Yes, I see Schnauzer in the face in the first pic. The color sure says Yorkie or even wire haired Daschund.


----------



## crzy_brunette77 (May 19, 2009)

This is Sam at that age and we think he may be Yorkie/something, possibly Schnauzer (he's 15 lbs, 13 inches at the nose so too big for normal Yorkie, so he's either a mix or a giant Yorkie!)

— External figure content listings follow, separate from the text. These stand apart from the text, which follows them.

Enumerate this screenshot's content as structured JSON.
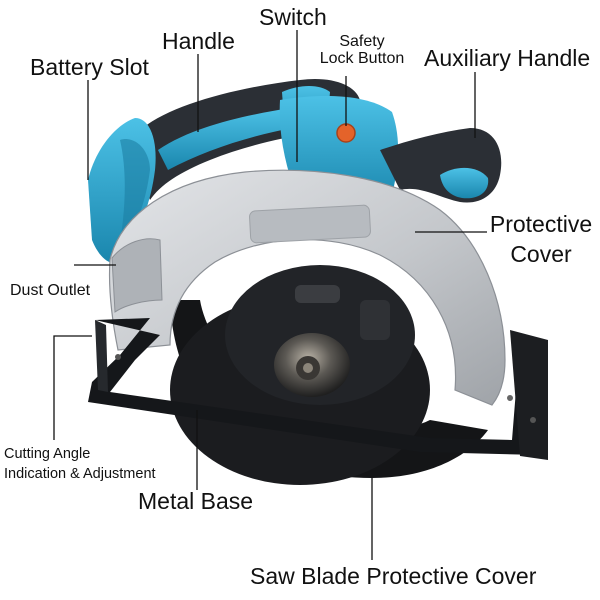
{
  "labels": {
    "switch": "Switch",
    "handle": "Handle",
    "battery_slot": "Battery Slot",
    "safety_lock_line1": "Safety",
    "safety_lock_line2": "Lock Button",
    "auxiliary_handle": "Auxiliary Handle",
    "protective_cover_line1": "Protective",
    "protective_cover_line2": "Cover",
    "dust_outlet": "Dust Outlet",
    "cutting_angle_line1": "Cutting Angle",
    "cutting_angle_line2": "Indication & Adjustment",
    "metal_base": "Metal Base",
    "saw_blade_cover": "Saw Blade Protective Cover"
  },
  "colors": {
    "body_blue": "#2aa6cf",
    "body_dark": "#2b2f35",
    "guard_silver": "#c9ccd0",
    "base_black": "#15171a",
    "safety_orange": "#e4632a",
    "leader_line": "#111111"
  }
}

Ernie looks similar,although a bit lighter. So I'd saw Yorkie/Schnauzer or maybe giant, badly bred Yorkie?


----------



## ruckusluvr (Sep 20, 2009)

i see a lot of these "yorkies" at work. pure bred, papers (CKC)
i think they are just badly bred yorkies.


----------



## Binkalette (Dec 16, 2008)

Okay, Here are some pictures of his father:
















His ears don't stand up all the way, similar to Ernie's.


----------



## PetersGirl (Feb 8, 2010)

Definitely yorkie/schnauzer! He is sooo cute! This is my fiance's cousin's mini schnauzer...just imagine her in a bigger package and yorkie colors!


----------



## Dog_Shrink (Sep 29, 2009)

Australian terrier would give you that coat/body/face/texture in hair coat.










Maybe even silky terrier










both are often overlooked when considering breed mixes with those "yorkie"traits. 

Silky puppy










Australian terrier puppy










yorkie/schnauzer mix puppy


----------



## PetersGirl (Feb 8, 2010)

Hm now I am just stumped! Dog_Shrink you are too good! Ernie could be anyone of those!


----------



## Kyllobernese (Feb 5, 2008)

The father looks like he has daschund in him by the length of his head. I would say Daschund x Yorkie cross.


----------



## Marsh Muppet (Nov 29, 2008)

I say terrier mix, and you can take that to the bank.


----------



## Jacksons Mom (Mar 12, 2010)

I would think either Yorkie/Silky/Australian Terrier is somewhere in there, along with maybe Schanzuer or a Cairn.


----------